Now comes a proposed professional office development directly across from the new Wal-Mart grocery store.
Plans to develop a 7,700-square-foot building with parking on a .67 acre property will go before the city’s planning and appeals board April 14.
The proposed development includes one access drive from Thompson Bridge, with parking in the front and rear.
The city’s planning staff has recommended a few conditions be met before the development can proceed, including substantial buffers to protect nearby residential homes.
The property in question, located at 1510 Thompson Bridge Road, is currently vacant, with a small driveway and some vegetation.
The property was rezoned from residential to neighborhood business in 1998, and a demolition permit was issued to remove a home on the property in 2012.
The planning and appeals board is being asked to reduce buffer requirements.
The application, submitted by Chris Patton of Patton Land Surveying in Gainesville, asks city officials to shrink the rear vegetative buffer mandate to 15 feet from 30 feet.
According to staff reports, “In certain cases, the code allows for buffers to be reduced in half when an 8-foot tall opaque structural buffer and vegetation is provided.
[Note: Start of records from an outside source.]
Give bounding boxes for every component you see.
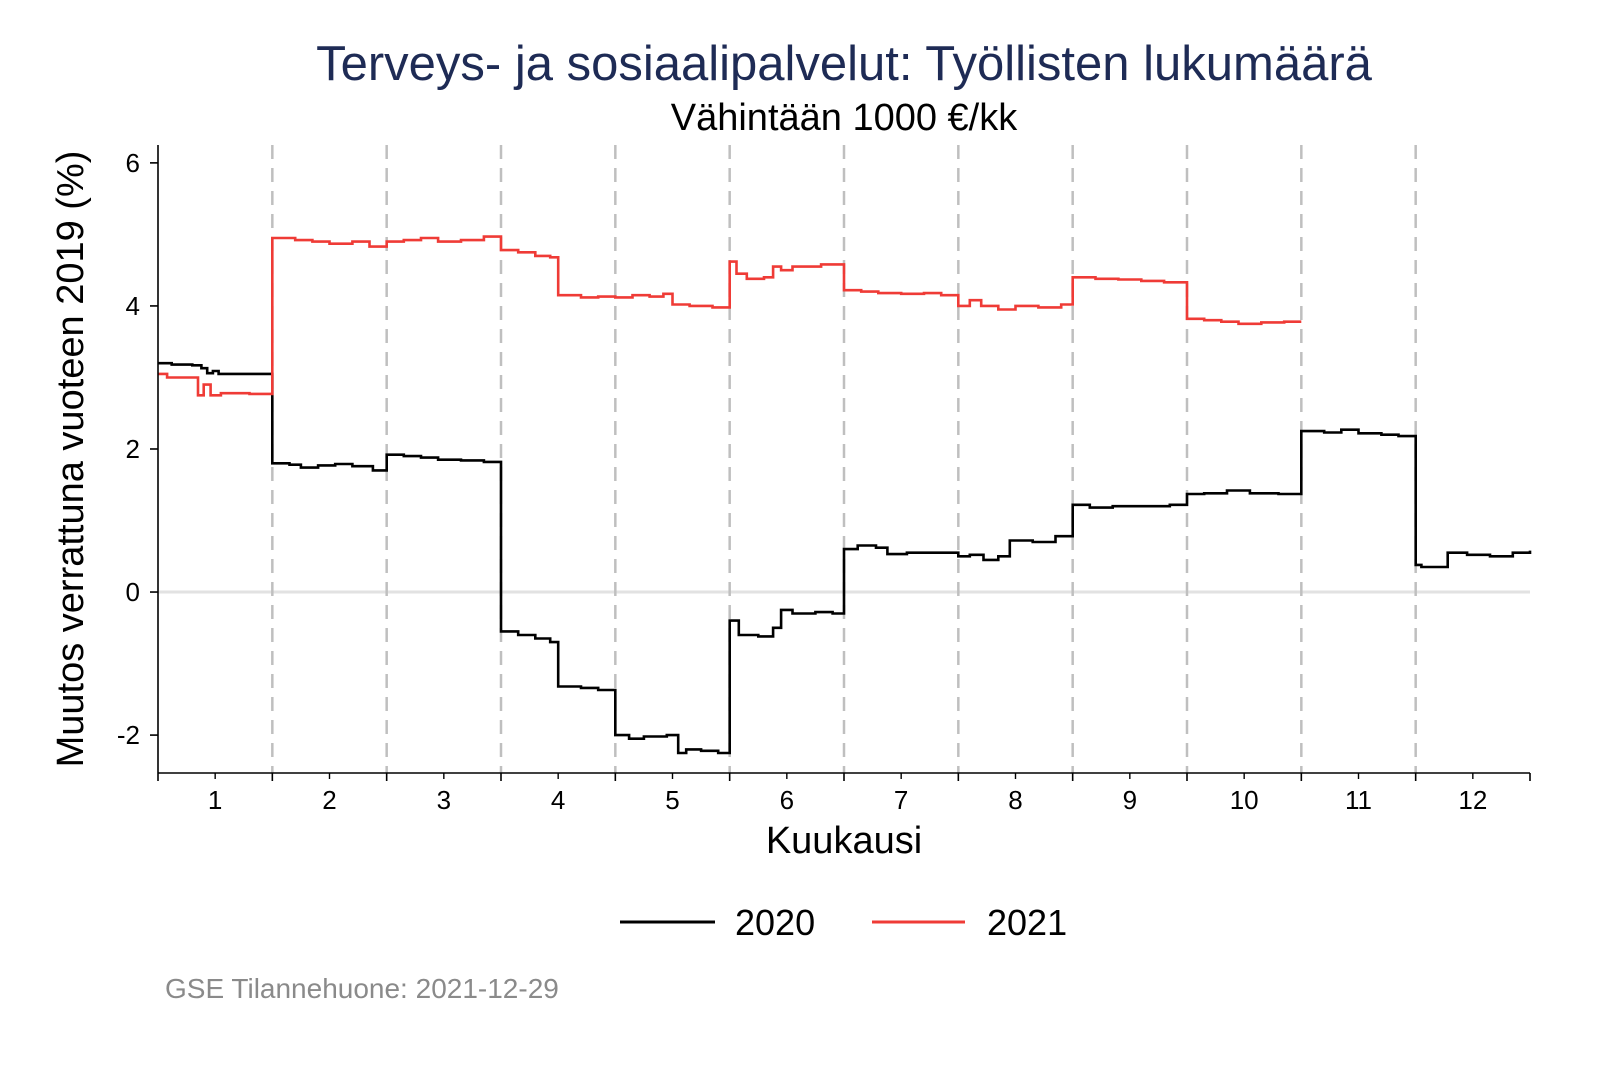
- y-axis-title: Muutos verrattuna vuoteen 2019 (%): [50, 151, 92, 768]
- y-tick-label: 0: [126, 577, 140, 607]
- plot-background: [158, 145, 1530, 773]
- x-tick-label: 2: [322, 785, 336, 815]
- x-tick-label: 8: [1008, 785, 1022, 815]
- series-line-2020: [158, 361, 1532, 755]
- y-tick-label: -2: [117, 720, 140, 750]
- series-layer: [158, 235, 1532, 755]
- x-tick-label: 5: [665, 785, 679, 815]
- chart-title: Terveys- ja sosiaalipalvelut: Työllisten…: [316, 37, 1373, 91]
- legend-label-2020: 2020: [735, 902, 815, 943]
- x-tick-label: 4: [551, 785, 565, 815]
- series-line-2021: [158, 235, 1302, 397]
- x-tick-label: 10: [1230, 785, 1259, 815]
- y-tick-label: 6: [126, 148, 140, 178]
- x-tick-label: 11: [1345, 785, 1372, 815]
- source-footer: GSE Tilannehuone: 2021-12-29: [165, 973, 559, 1004]
- x-tick-label: 12: [1458, 785, 1487, 815]
- chart-subtitle: Vähintään 1000 €/kk: [671, 97, 1018, 139]
- y-tick-label: 4: [126, 291, 140, 321]
- x-tick-label: 9: [1123, 785, 1137, 815]
- x-tick-label: 3: [437, 785, 451, 815]
- x-tick-label: 7: [894, 785, 908, 815]
- x-tick-label: 1: [208, 785, 222, 815]
- y-tick-label: 2: [126, 434, 140, 464]
- x-tick-label: 6: [780, 785, 794, 815]
- x-axis-title: Kuukausi: [766, 820, 922, 862]
- legend: 2020 2021: [620, 902, 1067, 943]
- legend-label-2021: 2021: [987, 902, 1067, 943]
It does not appear that this is conducive given the fact that the comprehensive plan expects the adjacent property located to the east to remain single-family.”
Planning staff recommends that a minimum 25-foot buffer be required to ensure privacy for adjacent family residences.
Staff is also recommending that an eight-foot vinyl fence be constructed on the property’s northern boundary.
A final condition recommended by staff restricts the land’s use, which means a convenience store, coin laundry or tattoo parlor cannot be developed at the site.
Owner and developer Richard Toth told The Times last month that there is no timeline for construction and that he does not yet have a specific tenant or client lined up to occupy the office space.
But Toth believes the economy is turning around and that now is the right time to move forward with the development.
“It’s starting to grow,” he added.
While an office development is already an approved use for the land, Toth may face another hurdle along the way.
According to staff reports, “Based on the current concept plan, it appears the applicant may be required to file for a variance in the future to vary the frontage landscape strip, sidewalk, access aisle width and impervious surface coverage requirements.”